You're trying to enforce a policy without much introspection or feedback on why that policy is useful. That's your problem, not the employees' actions.
@mary57 What i find so funny about this is if the only way they know whether you were at the office was because of a badge swipe proves your job doesn't need to be done at the office.
@mary57 Mine does it from WiFi access logs, so they have a pretty good idea of when you're in and when you're out. That said, WFH is a firmly entrenched policy at this point, so afaik the data is only used to get an accurate measure of office utilisation for capacity planning etc.
Amazon tracks badge in and out, and knows exactly how long you've been there. Most of my coworkers were showing up around 11:45 and leaving around 12:30 after getting lunch together. The smart ones would swing by again after traffic to get a second badge so at least it looked like they were onsite all day.

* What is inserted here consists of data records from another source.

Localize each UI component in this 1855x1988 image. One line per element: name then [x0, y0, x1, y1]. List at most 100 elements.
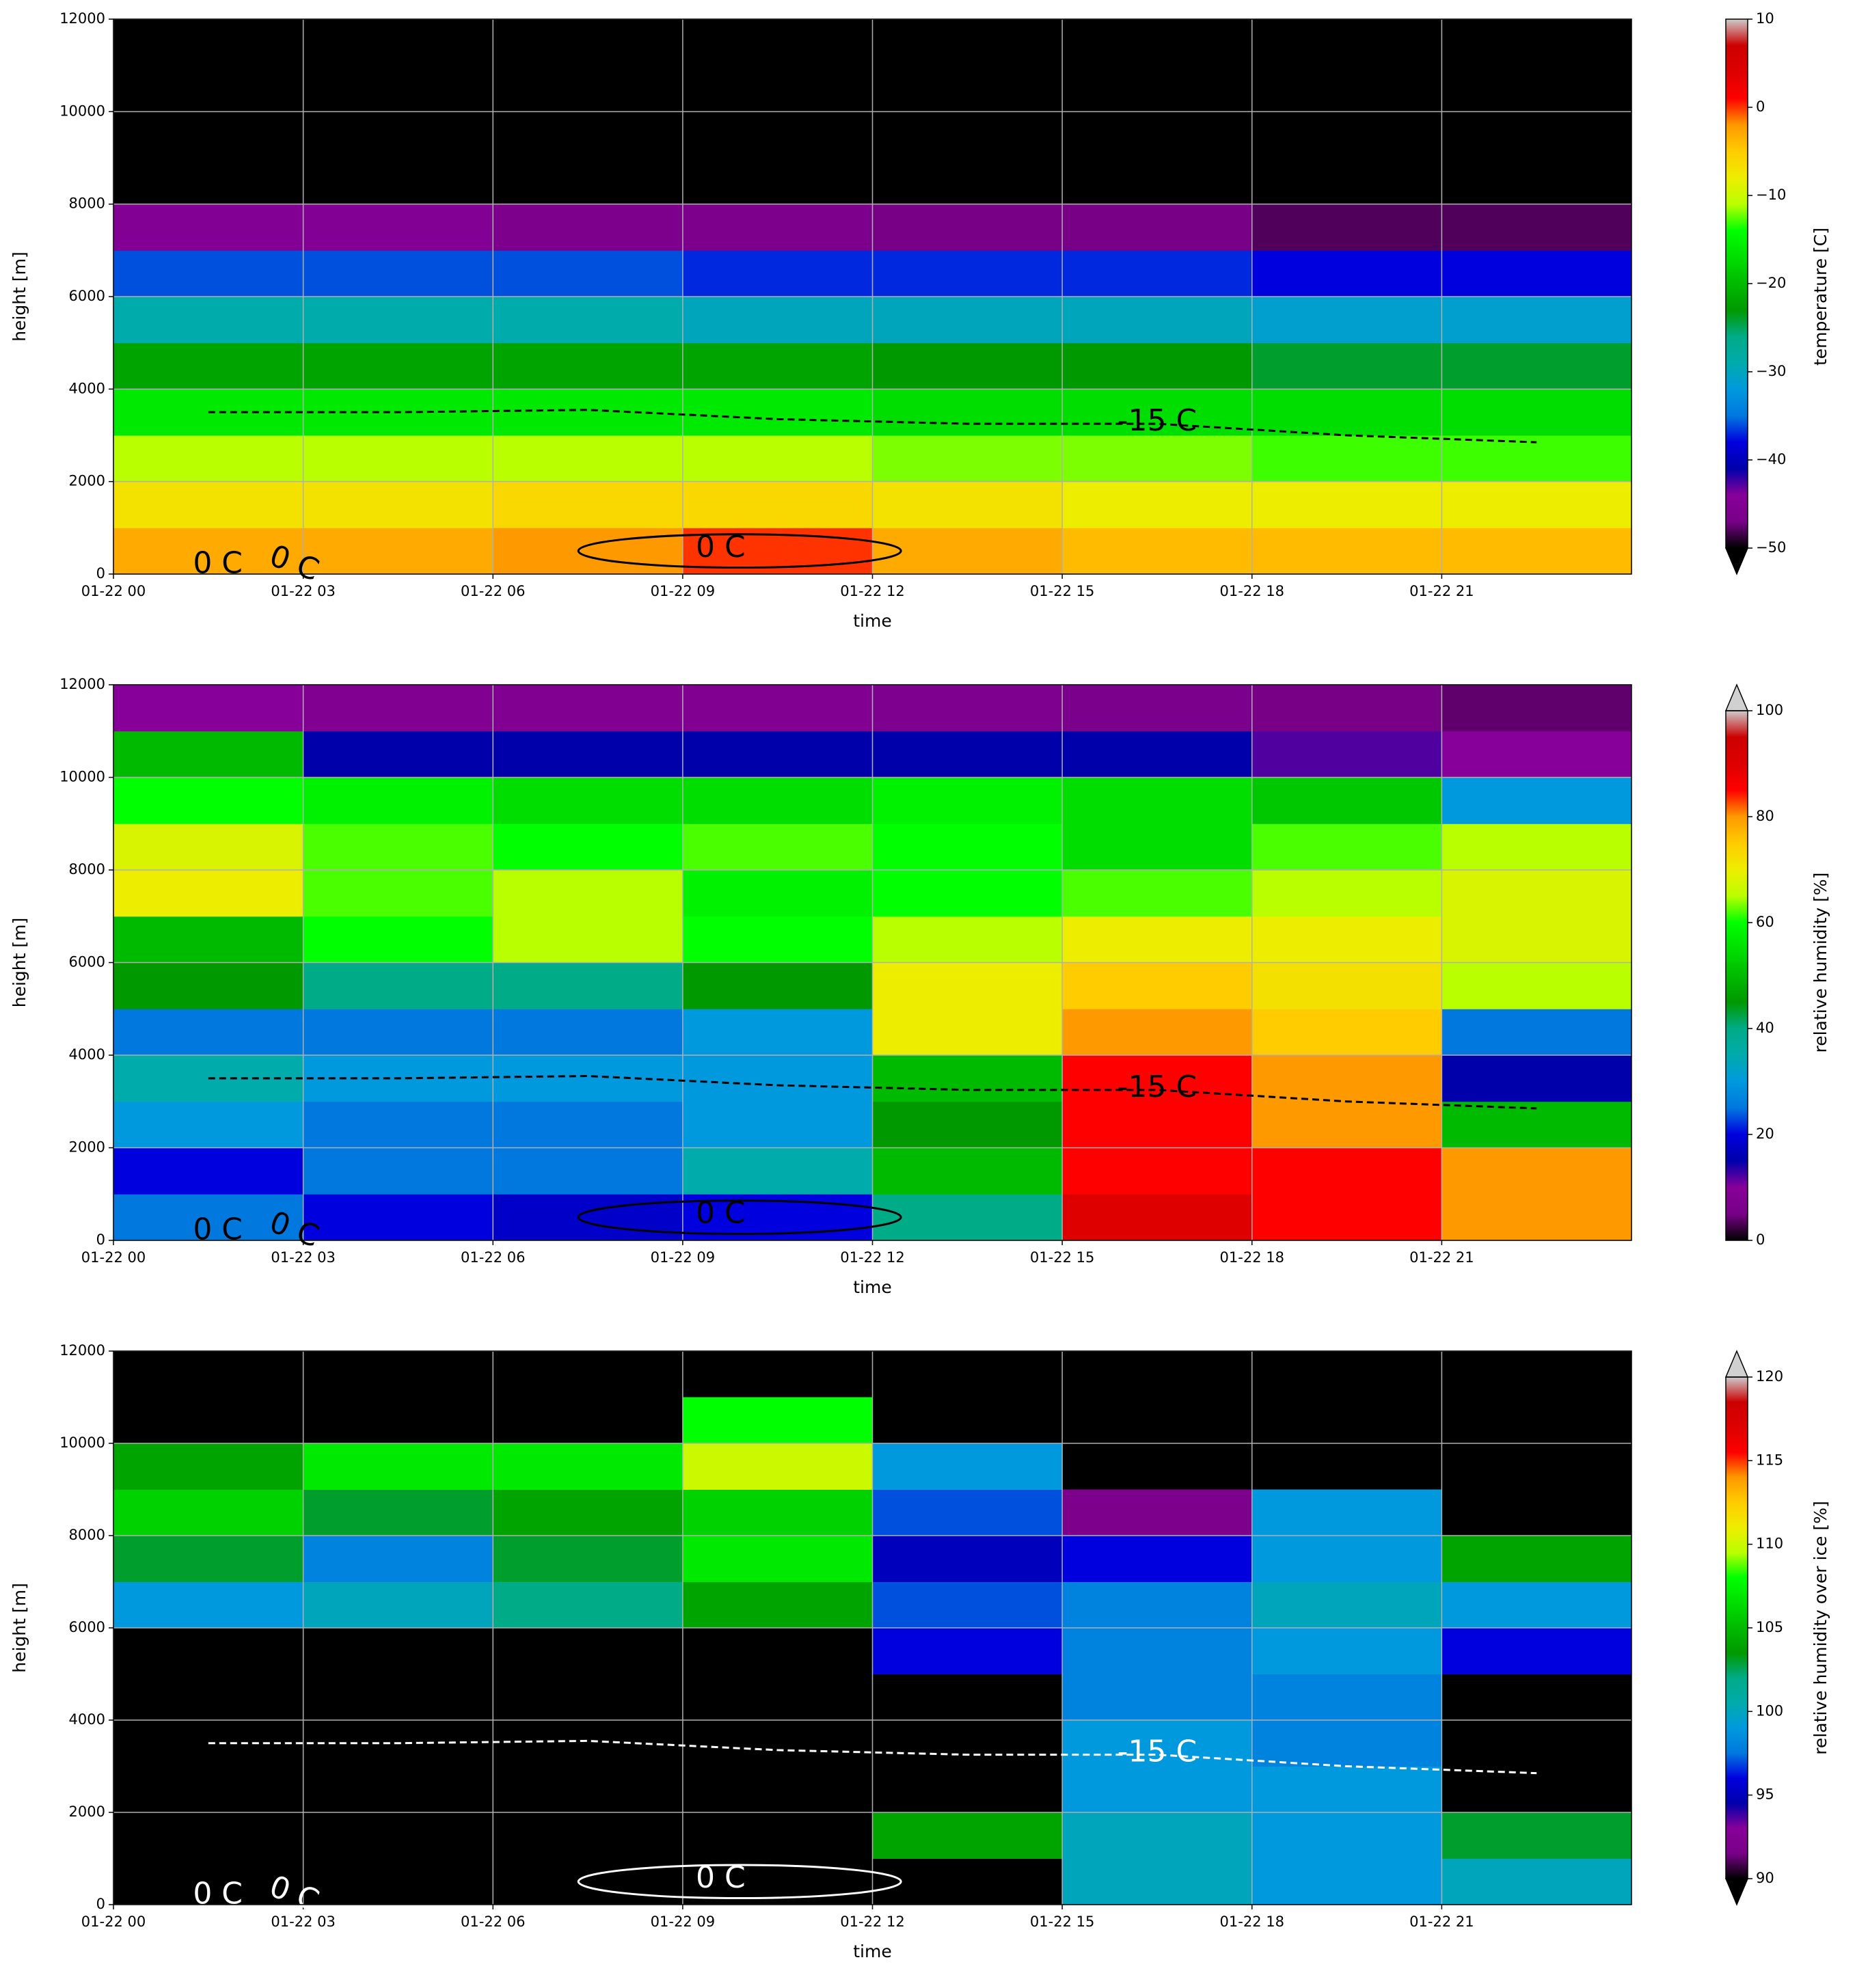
heat-cell: [493, 528, 683, 575]
heat-cell: [872, 685, 1063, 732]
contour-label: 0 C: [193, 545, 243, 580]
heat-cell: [1441, 297, 1632, 344]
y-tick-label: 10000: [59, 1434, 105, 1451]
heat-cell: [872, 435, 1063, 482]
heat-cell: [872, 342, 1063, 390]
heat-cell: [1441, 916, 1632, 963]
heat-cell: [1062, 1628, 1253, 1674]
heat-cell: [1062, 962, 1253, 1009]
contour-line: [208, 1074, 1537, 1110]
heat-cell: [113, 916, 304, 963]
y-tick-label: 2000: [69, 1803, 105, 1820]
y-axis-label: height [m]: [10, 1583, 29, 1673]
heat-cell: [303, 297, 493, 344]
contour-label: 0 C: [193, 1877, 243, 1911]
heat-cell: [682, 435, 873, 482]
x-tick-label: 01-22 03: [271, 1914, 335, 1930]
heat-cell: [1251, 1055, 1442, 1102]
heat-cell: [1062, 435, 1253, 482]
heat-cell: [303, 685, 493, 732]
heat-cell: [1441, 1812, 1632, 1859]
colorbar-tick-label: −30: [1756, 363, 1786, 379]
contour-label: -15 C: [1118, 1070, 1197, 1104]
heat-cell: [113, 962, 304, 1009]
colorbar-extend: [1724, 1350, 1749, 1378]
heat-cell: [872, 481, 1063, 528]
heat-cell: [493, 481, 683, 528]
heat-cell: [1251, 1009, 1442, 1056]
heat-cell: [1441, 1009, 1632, 1056]
heat-cell: [872, 250, 1063, 297]
heat-cell: [1251, 1581, 1442, 1629]
heat-cell: [1062, 1101, 1253, 1148]
heat-cell: [682, 823, 873, 871]
plot-frame: [113, 1350, 1632, 1905]
heat-cell: [493, 685, 683, 732]
heat-cell: [872, 823, 1063, 871]
heat-cell: [682, 870, 873, 917]
contour-outline: [577, 533, 902, 569]
contour-label: 0 C: [696, 530, 746, 564]
heat-cell: [1062, 870, 1253, 917]
y-tick-label: 6000: [69, 954, 105, 970]
heat-cell: [682, 204, 873, 251]
heat-cell: [682, 297, 873, 344]
heat-cell: [1251, 1720, 1442, 1767]
x-tick-label: 01-22 15: [1030, 1249, 1094, 1266]
heat-cell: [493, 916, 683, 963]
heat-cell: [493, 389, 683, 436]
colorbar-tick-label: 100: [1756, 702, 1783, 718]
heat-cell: [1441, 204, 1632, 251]
heat-cell: [113, 204, 304, 251]
colorbar-tick-label: 105: [1756, 1619, 1783, 1635]
heat-cell: [493, 1101, 683, 1148]
heat-cell: [493, 870, 683, 917]
heat-cell: [1251, 297, 1442, 344]
colorbar-tick-label: 0: [1756, 1231, 1765, 1248]
colorbar-label: relative humidity over ice [%]: [1811, 1501, 1830, 1755]
heat-cell: [1441, 1194, 1632, 1241]
heat-cell: [113, 777, 304, 824]
heat-cell: [1251, 250, 1442, 297]
colorbar-tick-label: −10: [1756, 187, 1786, 203]
y-tick-label: 8000: [69, 861, 105, 877]
heat-cell: [682, 250, 873, 297]
x-tick-label: 01-22 12: [840, 1249, 904, 1266]
y-tick-label: 8000: [69, 195, 105, 212]
x-axis-label: time: [853, 1277, 891, 1297]
heat-cell: [1062, 685, 1253, 732]
heat-cell: [303, 528, 493, 575]
contour-line: [208, 1739, 1537, 1775]
heat-cell: [1251, 916, 1442, 963]
x-tick-label: 01-22 18: [1220, 583, 1284, 599]
x-tick-label: 01-22 18: [1220, 1249, 1284, 1266]
heat-cell: [1062, 1489, 1253, 1536]
heat-cell: [1441, 870, 1632, 917]
y-tick-label: 0: [96, 1896, 105, 1912]
heat-cell: [872, 1489, 1063, 1536]
colorbar-extend: [1724, 547, 1749, 575]
heat-cell: [1062, 1581, 1253, 1629]
heat-cell: [872, 1628, 1063, 1674]
colorbar-tick-label: 120: [1756, 1368, 1783, 1385]
contour-outline: [577, 1864, 902, 1900]
heat-cell: [1062, 1536, 1253, 1582]
heat-cell: [872, 962, 1063, 1009]
heat-cell: [493, 1009, 683, 1056]
colorbar: [1726, 711, 1748, 1240]
heat-cell: [872, 1581, 1063, 1629]
heat-cell: [493, 297, 683, 344]
heat-cell: [1441, 1101, 1632, 1148]
colorbar-tick-label: 20: [1756, 1126, 1774, 1142]
heat-cell: [1441, 250, 1632, 297]
heat-cell: [303, 823, 493, 871]
contour-line: [208, 409, 1537, 444]
contour-label: 0 C: [193, 1212, 243, 1247]
heat-cell: [682, 962, 873, 1009]
heat-cell: [872, 1443, 1063, 1490]
heat-cell: [493, 342, 683, 390]
heat-cell: [682, 1581, 873, 1629]
heat-cell: [682, 685, 873, 732]
heat-cell: [682, 1443, 873, 1490]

As far as I know they aren't enforcing hours in the office just yet.
@aguest000 So what happens if a near totality of their employees are snubbing the requirement? Are they going to fire their entire workforce? At some point, businesses that keep trying to push this horseshit are going to have it backfire spectacularly.
@dinosaursareawsome I don’t think there will be a big “strike” scenario. More realistic is that these types of companies will bleed their best and brightest (and the employees they invested heaviest into to develop) until their business becomes so impacted that it ruins the business or the managers change their policy.
@aguest000 RTW enforcement is getting to be right up there with "family culture" as a massive red flag. Really makes it clear which companies have effective management.